As despesas assistenciais também avançaram 9% no período, acompanhando a evolução das receitas. Apesar disso, o lucro líquido consolidado do setor caiu 10% em relação ao primeiro trimestre de 2025, para cerca de R$ 6,3 bilhões.
Já o retorno sobre patrimônio líquido (ROE, na sigla em inglês) dos últimos 12 meses ficou em 16,3%, abaixo dos 17,1% registrados no quarto trimestre de 2025, mas acima da média pré-pandemia, próxima de 13%.
Segundo o BTG, os números mostram que a recuperação do setor continua, mas em ritmo mais moderado.
Amil segue como destaque entre operadoras não listadas
Entre as empresas de planos de saúde não listadas em Bolsa, a Amil voltou a apresentar um dos melhores desempenhos, com uma sinistralidade próxima de 78% nos últimos 12 meses, bem abaixo dos níveis superiores a 90% observados entre 2022 e 2023.
O ROE acumulado em 12 meses alcançou cerca de 39%, refletindo o processo de reestruturação realizado pela companhia. No entanto, houve deterioração sequencial da sinistralidade no trimestre, que atingiu 78%, alta de 460 pontos-base em relação ao trimestre anterior.
A Unimed Seguros também apresentou resultados positivos, com sinistralidade de 70,1% e ROE próximo de 27%. Já a Central Nacional Unimed reduziu sua sinistralidade para 70,2%, enquanto a Unimed BH registrou aumento do indicador para 74%.

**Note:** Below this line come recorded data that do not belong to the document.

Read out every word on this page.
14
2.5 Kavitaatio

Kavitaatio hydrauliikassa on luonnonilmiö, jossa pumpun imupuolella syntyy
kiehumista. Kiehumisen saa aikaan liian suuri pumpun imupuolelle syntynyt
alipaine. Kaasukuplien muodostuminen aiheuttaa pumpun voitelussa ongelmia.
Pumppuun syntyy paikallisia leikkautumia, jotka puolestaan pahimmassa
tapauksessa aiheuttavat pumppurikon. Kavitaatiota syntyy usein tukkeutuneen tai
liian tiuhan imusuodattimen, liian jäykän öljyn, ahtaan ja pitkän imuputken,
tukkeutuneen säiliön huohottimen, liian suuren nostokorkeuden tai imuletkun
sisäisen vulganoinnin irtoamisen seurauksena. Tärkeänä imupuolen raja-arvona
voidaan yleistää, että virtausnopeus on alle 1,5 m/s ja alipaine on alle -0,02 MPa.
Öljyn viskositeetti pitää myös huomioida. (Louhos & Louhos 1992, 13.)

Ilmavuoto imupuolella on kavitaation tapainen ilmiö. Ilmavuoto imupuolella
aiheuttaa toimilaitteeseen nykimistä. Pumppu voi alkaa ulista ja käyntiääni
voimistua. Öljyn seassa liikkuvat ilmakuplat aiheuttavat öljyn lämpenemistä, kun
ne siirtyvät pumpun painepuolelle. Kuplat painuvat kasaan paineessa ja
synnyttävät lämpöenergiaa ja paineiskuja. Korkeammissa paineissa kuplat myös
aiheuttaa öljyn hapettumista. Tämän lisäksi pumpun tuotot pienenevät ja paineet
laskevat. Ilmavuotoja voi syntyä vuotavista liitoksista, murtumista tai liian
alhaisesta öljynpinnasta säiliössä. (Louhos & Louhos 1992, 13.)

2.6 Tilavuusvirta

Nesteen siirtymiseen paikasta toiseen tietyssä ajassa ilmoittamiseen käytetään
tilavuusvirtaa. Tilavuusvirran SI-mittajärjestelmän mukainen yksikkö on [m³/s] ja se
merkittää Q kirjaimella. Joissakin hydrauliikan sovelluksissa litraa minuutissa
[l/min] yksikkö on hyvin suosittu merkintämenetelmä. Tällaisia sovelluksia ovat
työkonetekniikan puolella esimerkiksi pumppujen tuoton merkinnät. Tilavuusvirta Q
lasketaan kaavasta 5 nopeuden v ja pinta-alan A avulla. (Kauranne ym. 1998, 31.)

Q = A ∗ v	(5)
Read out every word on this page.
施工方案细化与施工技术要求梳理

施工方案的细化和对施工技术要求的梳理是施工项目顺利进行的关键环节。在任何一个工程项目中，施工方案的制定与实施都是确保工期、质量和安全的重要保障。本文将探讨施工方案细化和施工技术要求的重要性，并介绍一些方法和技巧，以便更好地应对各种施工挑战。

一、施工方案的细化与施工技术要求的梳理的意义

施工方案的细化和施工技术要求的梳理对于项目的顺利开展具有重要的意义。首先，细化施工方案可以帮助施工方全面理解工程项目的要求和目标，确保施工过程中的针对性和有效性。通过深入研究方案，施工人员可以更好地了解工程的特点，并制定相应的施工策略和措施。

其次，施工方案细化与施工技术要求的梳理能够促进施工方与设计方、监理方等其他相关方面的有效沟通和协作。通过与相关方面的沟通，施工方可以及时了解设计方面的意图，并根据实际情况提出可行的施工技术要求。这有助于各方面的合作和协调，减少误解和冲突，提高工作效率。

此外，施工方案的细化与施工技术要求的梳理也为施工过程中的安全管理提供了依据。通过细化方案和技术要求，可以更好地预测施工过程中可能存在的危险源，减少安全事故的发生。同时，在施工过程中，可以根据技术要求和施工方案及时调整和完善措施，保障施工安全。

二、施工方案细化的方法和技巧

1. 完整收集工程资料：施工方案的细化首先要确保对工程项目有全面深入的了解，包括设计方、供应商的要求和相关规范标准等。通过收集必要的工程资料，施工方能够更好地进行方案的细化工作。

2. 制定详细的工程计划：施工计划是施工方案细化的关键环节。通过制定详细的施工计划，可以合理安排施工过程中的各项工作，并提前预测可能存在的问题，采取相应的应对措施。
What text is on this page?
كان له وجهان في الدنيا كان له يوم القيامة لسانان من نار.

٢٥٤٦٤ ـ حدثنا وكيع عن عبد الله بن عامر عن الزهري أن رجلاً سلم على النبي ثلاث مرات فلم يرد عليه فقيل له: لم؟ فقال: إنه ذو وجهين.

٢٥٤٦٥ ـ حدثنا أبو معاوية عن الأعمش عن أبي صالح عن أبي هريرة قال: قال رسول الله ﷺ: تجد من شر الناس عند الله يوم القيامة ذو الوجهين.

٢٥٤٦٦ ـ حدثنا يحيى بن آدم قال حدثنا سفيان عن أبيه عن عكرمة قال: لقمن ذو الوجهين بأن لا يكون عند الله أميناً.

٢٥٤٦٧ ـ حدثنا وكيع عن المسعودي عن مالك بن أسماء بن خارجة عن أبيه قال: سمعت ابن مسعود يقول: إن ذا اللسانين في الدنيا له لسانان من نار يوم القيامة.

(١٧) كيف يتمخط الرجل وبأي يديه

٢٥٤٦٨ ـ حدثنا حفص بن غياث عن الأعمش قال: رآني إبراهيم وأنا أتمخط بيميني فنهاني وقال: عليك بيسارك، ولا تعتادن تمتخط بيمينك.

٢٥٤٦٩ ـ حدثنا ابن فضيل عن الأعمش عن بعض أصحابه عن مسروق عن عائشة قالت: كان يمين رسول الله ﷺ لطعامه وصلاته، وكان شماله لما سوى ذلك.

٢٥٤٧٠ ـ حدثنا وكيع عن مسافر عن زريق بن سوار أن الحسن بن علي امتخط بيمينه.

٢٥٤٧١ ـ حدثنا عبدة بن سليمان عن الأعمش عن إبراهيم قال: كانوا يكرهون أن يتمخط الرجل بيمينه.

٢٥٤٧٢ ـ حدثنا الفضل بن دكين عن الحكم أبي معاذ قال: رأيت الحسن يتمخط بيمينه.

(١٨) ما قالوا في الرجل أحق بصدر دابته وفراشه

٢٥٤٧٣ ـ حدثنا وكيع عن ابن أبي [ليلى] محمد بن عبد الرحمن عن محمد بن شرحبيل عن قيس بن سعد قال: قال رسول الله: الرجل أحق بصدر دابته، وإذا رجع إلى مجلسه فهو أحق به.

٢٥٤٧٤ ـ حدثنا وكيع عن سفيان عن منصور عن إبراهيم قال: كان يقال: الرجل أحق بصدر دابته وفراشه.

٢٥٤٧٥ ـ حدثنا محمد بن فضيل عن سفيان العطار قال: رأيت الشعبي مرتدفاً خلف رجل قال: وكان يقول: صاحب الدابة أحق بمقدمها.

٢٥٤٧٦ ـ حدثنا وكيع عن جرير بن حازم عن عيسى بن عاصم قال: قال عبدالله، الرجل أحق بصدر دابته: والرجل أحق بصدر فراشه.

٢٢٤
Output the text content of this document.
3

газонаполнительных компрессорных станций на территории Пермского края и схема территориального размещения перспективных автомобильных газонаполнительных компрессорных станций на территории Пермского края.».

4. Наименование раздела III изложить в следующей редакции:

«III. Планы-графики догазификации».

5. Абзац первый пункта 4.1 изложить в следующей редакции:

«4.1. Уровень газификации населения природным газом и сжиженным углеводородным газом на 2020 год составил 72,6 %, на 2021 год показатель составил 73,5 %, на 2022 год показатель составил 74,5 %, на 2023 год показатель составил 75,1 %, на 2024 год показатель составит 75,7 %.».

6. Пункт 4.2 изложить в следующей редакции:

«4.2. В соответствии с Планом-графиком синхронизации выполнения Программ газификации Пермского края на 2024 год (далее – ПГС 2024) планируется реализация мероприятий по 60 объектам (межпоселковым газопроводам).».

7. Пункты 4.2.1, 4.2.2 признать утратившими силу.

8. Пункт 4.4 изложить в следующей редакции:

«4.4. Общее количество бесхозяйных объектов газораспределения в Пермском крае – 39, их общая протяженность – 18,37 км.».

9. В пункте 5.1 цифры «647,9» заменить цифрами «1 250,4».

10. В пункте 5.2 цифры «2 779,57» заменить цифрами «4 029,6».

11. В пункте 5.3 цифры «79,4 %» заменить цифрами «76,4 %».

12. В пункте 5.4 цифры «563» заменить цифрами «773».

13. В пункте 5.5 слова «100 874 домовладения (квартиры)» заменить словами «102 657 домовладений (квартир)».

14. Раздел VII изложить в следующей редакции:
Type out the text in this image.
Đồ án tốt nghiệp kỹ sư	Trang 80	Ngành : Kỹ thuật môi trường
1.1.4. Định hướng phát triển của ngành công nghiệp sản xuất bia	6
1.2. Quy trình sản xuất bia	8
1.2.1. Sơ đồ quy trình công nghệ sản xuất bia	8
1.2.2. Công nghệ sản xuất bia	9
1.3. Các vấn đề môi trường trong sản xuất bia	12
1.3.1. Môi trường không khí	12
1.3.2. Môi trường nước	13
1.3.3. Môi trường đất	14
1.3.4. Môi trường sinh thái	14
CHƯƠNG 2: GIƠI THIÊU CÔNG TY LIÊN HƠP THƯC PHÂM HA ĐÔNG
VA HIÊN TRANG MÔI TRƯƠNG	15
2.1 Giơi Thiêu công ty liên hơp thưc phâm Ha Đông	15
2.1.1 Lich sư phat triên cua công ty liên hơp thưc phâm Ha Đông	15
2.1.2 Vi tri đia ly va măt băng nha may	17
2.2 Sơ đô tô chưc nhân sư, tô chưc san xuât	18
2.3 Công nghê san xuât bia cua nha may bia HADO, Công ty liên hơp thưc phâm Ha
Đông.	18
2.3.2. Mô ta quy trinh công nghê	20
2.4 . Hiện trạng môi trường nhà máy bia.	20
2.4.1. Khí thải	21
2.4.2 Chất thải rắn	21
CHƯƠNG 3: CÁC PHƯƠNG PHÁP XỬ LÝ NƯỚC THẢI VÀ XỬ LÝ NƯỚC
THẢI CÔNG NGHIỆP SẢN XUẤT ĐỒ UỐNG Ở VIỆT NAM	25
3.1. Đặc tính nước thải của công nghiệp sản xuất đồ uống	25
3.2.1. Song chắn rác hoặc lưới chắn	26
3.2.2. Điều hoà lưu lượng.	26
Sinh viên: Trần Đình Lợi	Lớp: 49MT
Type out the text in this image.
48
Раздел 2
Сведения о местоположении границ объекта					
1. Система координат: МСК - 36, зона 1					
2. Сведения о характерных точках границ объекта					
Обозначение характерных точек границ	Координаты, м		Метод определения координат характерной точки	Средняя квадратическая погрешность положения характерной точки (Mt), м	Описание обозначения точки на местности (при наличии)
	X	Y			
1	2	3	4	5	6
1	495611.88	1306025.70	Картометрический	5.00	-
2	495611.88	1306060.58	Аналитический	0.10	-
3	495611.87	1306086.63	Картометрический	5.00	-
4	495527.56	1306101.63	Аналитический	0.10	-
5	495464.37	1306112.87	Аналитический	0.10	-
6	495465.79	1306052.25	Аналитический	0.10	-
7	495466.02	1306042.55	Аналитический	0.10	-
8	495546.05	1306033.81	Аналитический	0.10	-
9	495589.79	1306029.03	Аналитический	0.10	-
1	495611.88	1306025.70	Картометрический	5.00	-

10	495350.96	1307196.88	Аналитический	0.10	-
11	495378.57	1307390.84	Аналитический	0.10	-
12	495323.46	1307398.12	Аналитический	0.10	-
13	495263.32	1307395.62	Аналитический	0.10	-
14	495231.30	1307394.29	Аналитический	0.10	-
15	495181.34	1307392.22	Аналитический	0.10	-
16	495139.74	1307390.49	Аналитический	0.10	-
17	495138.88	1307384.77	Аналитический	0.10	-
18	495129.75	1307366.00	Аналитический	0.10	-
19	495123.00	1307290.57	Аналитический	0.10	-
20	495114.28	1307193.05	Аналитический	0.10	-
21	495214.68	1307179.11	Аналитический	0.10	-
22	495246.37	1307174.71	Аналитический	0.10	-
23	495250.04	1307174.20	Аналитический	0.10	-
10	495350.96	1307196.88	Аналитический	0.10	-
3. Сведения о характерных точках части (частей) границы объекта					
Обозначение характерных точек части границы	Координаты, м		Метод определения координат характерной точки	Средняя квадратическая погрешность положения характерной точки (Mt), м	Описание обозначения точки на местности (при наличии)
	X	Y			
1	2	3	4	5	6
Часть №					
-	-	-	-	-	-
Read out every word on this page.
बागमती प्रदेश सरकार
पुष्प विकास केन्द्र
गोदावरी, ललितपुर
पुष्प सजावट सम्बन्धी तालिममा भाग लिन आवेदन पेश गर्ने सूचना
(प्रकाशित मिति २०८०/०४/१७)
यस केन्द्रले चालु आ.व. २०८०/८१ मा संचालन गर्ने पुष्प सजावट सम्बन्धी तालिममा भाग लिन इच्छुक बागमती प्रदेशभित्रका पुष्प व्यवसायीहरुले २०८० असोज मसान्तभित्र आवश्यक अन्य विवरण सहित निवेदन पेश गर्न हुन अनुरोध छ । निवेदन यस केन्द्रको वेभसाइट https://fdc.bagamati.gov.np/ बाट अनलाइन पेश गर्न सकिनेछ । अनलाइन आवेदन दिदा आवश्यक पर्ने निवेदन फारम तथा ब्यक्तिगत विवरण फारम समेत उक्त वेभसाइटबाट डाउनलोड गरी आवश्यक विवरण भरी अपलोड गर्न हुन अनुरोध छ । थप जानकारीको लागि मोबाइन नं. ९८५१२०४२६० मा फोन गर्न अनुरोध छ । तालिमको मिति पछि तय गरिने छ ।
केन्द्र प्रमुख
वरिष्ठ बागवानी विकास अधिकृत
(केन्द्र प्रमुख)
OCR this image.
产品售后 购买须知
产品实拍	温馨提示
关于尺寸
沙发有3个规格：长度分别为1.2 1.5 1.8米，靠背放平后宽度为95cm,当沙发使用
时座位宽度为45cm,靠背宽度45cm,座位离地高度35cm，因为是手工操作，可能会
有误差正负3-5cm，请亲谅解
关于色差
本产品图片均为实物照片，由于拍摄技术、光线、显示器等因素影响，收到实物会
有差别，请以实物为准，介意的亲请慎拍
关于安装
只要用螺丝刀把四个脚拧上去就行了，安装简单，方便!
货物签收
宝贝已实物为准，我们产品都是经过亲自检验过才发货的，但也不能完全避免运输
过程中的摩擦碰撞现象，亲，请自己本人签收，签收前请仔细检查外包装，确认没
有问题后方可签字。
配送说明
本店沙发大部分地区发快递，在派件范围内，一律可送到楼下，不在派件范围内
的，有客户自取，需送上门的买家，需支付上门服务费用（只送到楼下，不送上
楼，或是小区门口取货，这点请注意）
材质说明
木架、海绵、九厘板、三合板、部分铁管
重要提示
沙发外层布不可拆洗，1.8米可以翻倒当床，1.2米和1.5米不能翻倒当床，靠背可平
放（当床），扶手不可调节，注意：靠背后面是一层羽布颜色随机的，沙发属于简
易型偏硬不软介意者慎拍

O destaque negativo ficou com a Prevent Senior. A operadora viu sua sinistralidade subir para 86,7%, avanço de aproximadamente 970 pontos-base na comparação anual, em um cenário de crescimento de 18% das despesas assistenciais.
Grandes grupos ampliam vantagem competitiva entre planos de saúde
Na avaliação do BTG, os resultados reforçam a vantagem competitiva das grandes operadoras integradas do setor, como SulAmérica, Bradesco Saúde e Amil.
Segundo os analistas, essas companhias estão melhor posicionadas para capturar ganhos de escala e ampliar participação de mercado por atuarem em diferentes etapas da cadeia de saúde.
Os dados do trimestre mostram que tanto a Bradesco Saúde quanto a SulAmérica reduziram suas sinistralidades em cerca de 140 pontos-base na comparação anual.
Rede D’Or segue como principal escolha
Entre as empresas listadas, o BTG manteve a Rede D’Or (RDOR3) como sua principal recomendação no setor de saúde.
Os analistas destacam a evolução da rentabilidade dos negócios hospitalares e de seguros, além de oportunidades de crescimento ligadas à parceria com o Bradesco e a potenciais operações de fusões e aquisições.
O banco também vê potencial na exposição à Bradesco Saúde, citando a capacidade de expansão da plataforma e possíveis ganhos com amadurecimento dos ativos hospitalares e novas iniciativas de crescimento.